Research surrounding data science and artificial intelligence foundations are critical to advancements in this field. This research includes computing, high-dimensional statistics, machine learning, network analysis, signal processing, information theory and optimization. These areas make up the core data science fields of computer science, engineering, mathematics and statistics.
This research provides the theoretical and methodological backbone for all other areas of data science and artificial intelligence research.
Natural Artificial Intelligence at the Onset of Chaos
Principal Investigator: James Crutchfield, distinguished professor, Physics
In natural systems, complexity arises at the onset of chaos. Crutchfield and his team are exploring how this same complexity transition occurs in learning algorithms applied to complex data. They are working to bridge the mathematical theory of structural complexity, on the one hand, and modern machine learning (ML) and data exploration applied to complex data, on the other.

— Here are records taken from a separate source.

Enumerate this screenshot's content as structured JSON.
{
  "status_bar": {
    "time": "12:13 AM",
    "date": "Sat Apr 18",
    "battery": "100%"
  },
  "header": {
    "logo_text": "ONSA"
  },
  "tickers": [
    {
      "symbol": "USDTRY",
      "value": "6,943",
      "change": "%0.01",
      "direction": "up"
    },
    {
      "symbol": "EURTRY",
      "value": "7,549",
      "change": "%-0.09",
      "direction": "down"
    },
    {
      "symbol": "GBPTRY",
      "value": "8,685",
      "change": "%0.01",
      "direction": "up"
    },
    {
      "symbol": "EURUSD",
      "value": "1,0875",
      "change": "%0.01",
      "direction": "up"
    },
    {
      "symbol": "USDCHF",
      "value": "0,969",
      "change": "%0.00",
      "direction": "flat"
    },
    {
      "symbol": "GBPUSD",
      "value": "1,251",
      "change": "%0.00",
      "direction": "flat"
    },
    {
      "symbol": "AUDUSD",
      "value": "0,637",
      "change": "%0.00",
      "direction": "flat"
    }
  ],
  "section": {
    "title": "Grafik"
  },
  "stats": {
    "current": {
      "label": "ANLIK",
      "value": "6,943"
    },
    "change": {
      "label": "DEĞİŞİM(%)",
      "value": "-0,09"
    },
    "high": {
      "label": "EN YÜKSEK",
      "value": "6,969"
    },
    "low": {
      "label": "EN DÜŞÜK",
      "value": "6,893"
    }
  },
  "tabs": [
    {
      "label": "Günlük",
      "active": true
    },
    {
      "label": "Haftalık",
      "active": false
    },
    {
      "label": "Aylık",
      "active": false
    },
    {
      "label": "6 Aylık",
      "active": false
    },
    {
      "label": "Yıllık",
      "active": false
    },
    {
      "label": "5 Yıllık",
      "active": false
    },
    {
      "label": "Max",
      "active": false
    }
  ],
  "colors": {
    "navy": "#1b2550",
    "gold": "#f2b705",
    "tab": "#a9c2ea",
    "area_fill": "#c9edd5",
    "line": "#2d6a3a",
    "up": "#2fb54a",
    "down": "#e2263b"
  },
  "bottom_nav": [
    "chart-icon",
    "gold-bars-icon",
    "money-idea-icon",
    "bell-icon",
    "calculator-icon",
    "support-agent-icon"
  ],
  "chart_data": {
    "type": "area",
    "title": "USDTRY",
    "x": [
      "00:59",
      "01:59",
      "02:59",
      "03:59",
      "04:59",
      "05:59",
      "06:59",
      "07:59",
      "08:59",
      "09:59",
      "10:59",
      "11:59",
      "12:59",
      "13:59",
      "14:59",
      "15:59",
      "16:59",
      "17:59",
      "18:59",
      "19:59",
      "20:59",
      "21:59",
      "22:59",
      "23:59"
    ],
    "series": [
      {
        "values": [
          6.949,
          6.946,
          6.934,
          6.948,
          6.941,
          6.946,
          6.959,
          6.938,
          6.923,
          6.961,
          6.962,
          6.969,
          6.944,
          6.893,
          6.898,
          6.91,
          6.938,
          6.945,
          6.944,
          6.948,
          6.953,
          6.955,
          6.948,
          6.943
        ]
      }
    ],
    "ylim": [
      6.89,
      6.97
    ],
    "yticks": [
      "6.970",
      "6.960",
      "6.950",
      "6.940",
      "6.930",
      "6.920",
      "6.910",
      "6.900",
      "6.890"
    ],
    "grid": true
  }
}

Success in this exploration will lead to novel mathematical foundations for Data Science, addressing the failure of machine learning to account for the structural information and long-range statistical dependencies spontaneously generated by complex systems. These novel foundations will enable future generations of machine learning and artificial intelligence to automatically discover structure and organization in natural complex systems.
Nonsmooth Riemannian Optimization for Online Learning
Principal Investigator: Shiqian Ma, associate professor, Mathematics
Ma and his team are investigating a class of efficient nonsmooth Riemannian optimization algorithms for solving two fundamental problems in data science: robust subspace recovery and orthogonal dictionary learning, both with online data.
This team is developing new Riemannian optimization algorithms, studying their theoretical guarantees, and addressing their scalability in the online learning setting. These new tools have the potential to explore structured or unstructured online data such as text, images, video, and audio data.